This article fleshes out the mechanisms of the RSI indicator and helps you understand how it ticks.
Once you gain a deeper understanding on how it works, you can analyze its signal more effectively and trade better.
Let’s start.
HOW DOES THE RSI INDICATOR WORK?
The RSI Indicator measures the
Average price of a green candle (gain) for the periods you have set or for the default RSI period (14)
Average price of a red candle (loss) for the periods you have set or for the default RSI period (14)
It then compares the gains versus losses for the set period and plots it as a number value, between 0 and 100, on the charts.
If the gains exceed the losses, RSI will rise for the set period.
If the losses exceed the gains, RSI will fall for the set period.
If the gains are equal to the losses, RSI will straighten for the set period.
If the RSI keeps rising, it implies that the stock is moving up at a scorching pace and therefore can head into overbought territory.
This is why 70 or 80 is regarded as an overbought zone – but this does not hold true for longer period charts, as you will see below.
If the RSI keeps falling, it implies that the stock is crashing at a scorching pace and therefore can head into oversold territory.
This is why 30 or 20 is regarded as an oversold zone – but this does not hold true for longer period charts.
This is something you need to get into your head while analyzing RSI.
The RSI Period Setting
The default RSI period is set to 14.
Here’s what this conveys:
On a 5 minute chart, RSI 14 signals are based on the last 70 minutes.
On a 15 minute chart, RSI 14 signals are based on the last 210 minutes (3.5 hours).
On a 30 minute chart, RSI 14 signals are based on the last 7 hours.
On a 1 Hour chart,RSI 14 signals are based on the last 14 hours
On the daily chart,RSI 14 signals are based on the last 14 days
On a weekly chart,RSI 14 signals are based on the last 14 weeks (3.5 months)
On a monthly chart,RSI 14 signals are based on the last 14 months
What are the logical conclusions we should draw from this:
If the trend is uncertain or hit by global or domestic news andyou are working with shorter periods (1-5 minutes, 15 minutes), you should avoid using RSI until you are confident that it can reliably predict the trend.
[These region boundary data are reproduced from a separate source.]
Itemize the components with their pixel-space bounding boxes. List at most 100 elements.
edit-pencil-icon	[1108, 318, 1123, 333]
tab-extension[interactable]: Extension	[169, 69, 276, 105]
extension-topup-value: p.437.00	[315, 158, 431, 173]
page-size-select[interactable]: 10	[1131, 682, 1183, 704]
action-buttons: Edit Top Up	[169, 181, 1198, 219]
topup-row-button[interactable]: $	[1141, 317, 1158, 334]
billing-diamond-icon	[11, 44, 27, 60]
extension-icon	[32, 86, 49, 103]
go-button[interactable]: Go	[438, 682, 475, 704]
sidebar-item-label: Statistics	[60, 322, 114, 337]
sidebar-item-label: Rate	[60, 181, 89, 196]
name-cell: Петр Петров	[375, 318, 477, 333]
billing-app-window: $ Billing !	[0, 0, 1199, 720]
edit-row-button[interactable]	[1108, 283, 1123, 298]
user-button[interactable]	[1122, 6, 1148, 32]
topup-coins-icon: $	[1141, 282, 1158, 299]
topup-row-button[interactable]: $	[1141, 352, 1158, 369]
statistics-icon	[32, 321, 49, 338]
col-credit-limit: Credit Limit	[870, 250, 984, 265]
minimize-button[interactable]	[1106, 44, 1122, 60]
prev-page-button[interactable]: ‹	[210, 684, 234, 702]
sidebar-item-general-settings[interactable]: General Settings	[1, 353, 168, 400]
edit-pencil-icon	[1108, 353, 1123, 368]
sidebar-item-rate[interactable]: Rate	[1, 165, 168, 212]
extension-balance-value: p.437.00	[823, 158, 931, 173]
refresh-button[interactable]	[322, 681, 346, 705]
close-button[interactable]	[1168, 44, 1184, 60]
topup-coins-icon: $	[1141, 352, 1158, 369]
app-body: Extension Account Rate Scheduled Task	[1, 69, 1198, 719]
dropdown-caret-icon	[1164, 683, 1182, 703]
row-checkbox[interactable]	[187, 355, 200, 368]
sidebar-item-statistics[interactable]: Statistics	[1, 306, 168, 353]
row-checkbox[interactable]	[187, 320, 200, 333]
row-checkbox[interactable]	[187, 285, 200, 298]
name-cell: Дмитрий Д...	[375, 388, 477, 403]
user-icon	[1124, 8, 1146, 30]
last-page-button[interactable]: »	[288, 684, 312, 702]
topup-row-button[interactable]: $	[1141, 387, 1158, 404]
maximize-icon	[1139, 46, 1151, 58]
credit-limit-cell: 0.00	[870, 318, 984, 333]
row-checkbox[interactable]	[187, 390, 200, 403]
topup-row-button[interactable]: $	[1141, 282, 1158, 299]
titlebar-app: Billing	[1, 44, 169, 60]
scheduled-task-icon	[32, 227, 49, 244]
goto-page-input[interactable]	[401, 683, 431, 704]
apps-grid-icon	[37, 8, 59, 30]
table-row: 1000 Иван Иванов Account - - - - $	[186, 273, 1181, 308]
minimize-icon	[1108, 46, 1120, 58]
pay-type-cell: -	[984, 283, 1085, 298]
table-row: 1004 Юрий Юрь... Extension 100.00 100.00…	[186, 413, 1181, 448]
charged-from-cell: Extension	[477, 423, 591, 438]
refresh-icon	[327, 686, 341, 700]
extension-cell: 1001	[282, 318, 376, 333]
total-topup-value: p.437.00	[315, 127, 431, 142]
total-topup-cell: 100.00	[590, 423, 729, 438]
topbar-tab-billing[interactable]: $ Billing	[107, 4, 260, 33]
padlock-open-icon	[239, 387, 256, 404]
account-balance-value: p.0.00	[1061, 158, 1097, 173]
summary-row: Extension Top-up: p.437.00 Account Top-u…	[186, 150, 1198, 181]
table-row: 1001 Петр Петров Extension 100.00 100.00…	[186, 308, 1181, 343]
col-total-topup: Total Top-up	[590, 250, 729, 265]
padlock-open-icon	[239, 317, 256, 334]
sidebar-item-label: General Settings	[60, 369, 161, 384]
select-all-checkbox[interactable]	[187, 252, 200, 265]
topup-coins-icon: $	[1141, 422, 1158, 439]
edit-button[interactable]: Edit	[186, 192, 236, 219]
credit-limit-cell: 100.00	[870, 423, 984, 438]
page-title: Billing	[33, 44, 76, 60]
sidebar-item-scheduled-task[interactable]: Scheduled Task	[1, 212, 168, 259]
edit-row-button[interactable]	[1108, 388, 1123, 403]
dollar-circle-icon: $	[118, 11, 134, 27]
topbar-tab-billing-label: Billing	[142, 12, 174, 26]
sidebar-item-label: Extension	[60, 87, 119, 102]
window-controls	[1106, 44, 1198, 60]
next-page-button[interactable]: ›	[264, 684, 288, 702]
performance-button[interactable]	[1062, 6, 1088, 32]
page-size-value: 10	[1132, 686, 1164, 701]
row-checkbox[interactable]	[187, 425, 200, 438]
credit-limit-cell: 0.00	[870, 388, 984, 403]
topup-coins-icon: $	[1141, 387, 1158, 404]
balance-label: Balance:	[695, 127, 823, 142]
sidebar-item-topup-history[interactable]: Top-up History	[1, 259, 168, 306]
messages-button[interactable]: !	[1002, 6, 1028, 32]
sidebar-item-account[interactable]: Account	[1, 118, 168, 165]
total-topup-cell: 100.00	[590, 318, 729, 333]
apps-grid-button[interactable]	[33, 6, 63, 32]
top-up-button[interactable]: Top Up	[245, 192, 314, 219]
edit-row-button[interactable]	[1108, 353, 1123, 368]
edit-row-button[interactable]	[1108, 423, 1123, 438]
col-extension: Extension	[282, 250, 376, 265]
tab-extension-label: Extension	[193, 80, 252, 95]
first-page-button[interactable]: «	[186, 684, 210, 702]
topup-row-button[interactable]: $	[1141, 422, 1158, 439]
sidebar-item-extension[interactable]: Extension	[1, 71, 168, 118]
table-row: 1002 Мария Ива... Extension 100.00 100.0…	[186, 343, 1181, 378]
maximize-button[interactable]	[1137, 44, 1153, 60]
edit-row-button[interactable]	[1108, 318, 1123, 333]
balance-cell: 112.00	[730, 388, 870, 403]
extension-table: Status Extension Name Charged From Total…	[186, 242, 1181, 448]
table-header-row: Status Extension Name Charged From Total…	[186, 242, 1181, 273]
This is because if the market is global- or news-based, the candle analysis of the previous day will not hold any significance.
As a thumb rule, you can start using RSI after the day has generated sufficient candles to ensure a reliable signal.
For example, if you are using 5 Minute charts, start using 14 RSI 1 hour into the day. That way, 60 minutes would have passed and you will get a more or less reliable signal.
Here’s yesterday example of Reliance Industries.
If the trend is certain, you can use RSI that takes into account the previous day candles. In other words, in a trending market you can start using RSI from the first candle even for shorter time periods.
Should the 14 Period RSI be religiously followed?
Though many analysts use different periods (some use 7, 9, 10, or 11), the 14 RSI gives fairly reliable signals so long you use it right.
What is more important is this —RSI MUST NOT be used to predict overbought and oversold signals on longer period charts (Weekly, Monthly), as you will find out below.
14 RSI & Different Period Candlestick Periods
Here’re some examples:
RSI 14 works well on daily charts and you can use it to identify momentum or trend for BTST trades. For example:
What about Overbought and Oversold Signals
When RSI crosses above 80 or falls below 20 it does indicate an overbought or oversold state. However, it does not mean that the stock will crash after zooming to 80. For all you know it may move to 85 and stay there for a while, making you lose money – or fall below 20 and get stuck there for a while.
Therefore, if you want to gauge overbought and oversold conditions, use the 20 SMA for double confirmation across all time periods.
Summing up
- RSI 14 becomes an extremely potent indicator when used with 20 SMA
- Traders must focus more on RSI rising or falling instead on focusing on its overbought/oversold levels. This is because the RSI measures the average gain over the average losses for the set period.
- Traders should act only when 20 SMA confirms.
- Traders should analyze RSI 14 to figure out short term trends while reading the monthly and weekly charts.
- BONUS: To latch on to cash stocks with medium term potential, set this screener – Monthly RSI crosses above 50. After getting a list, analyze the fundamentals and act if you wish.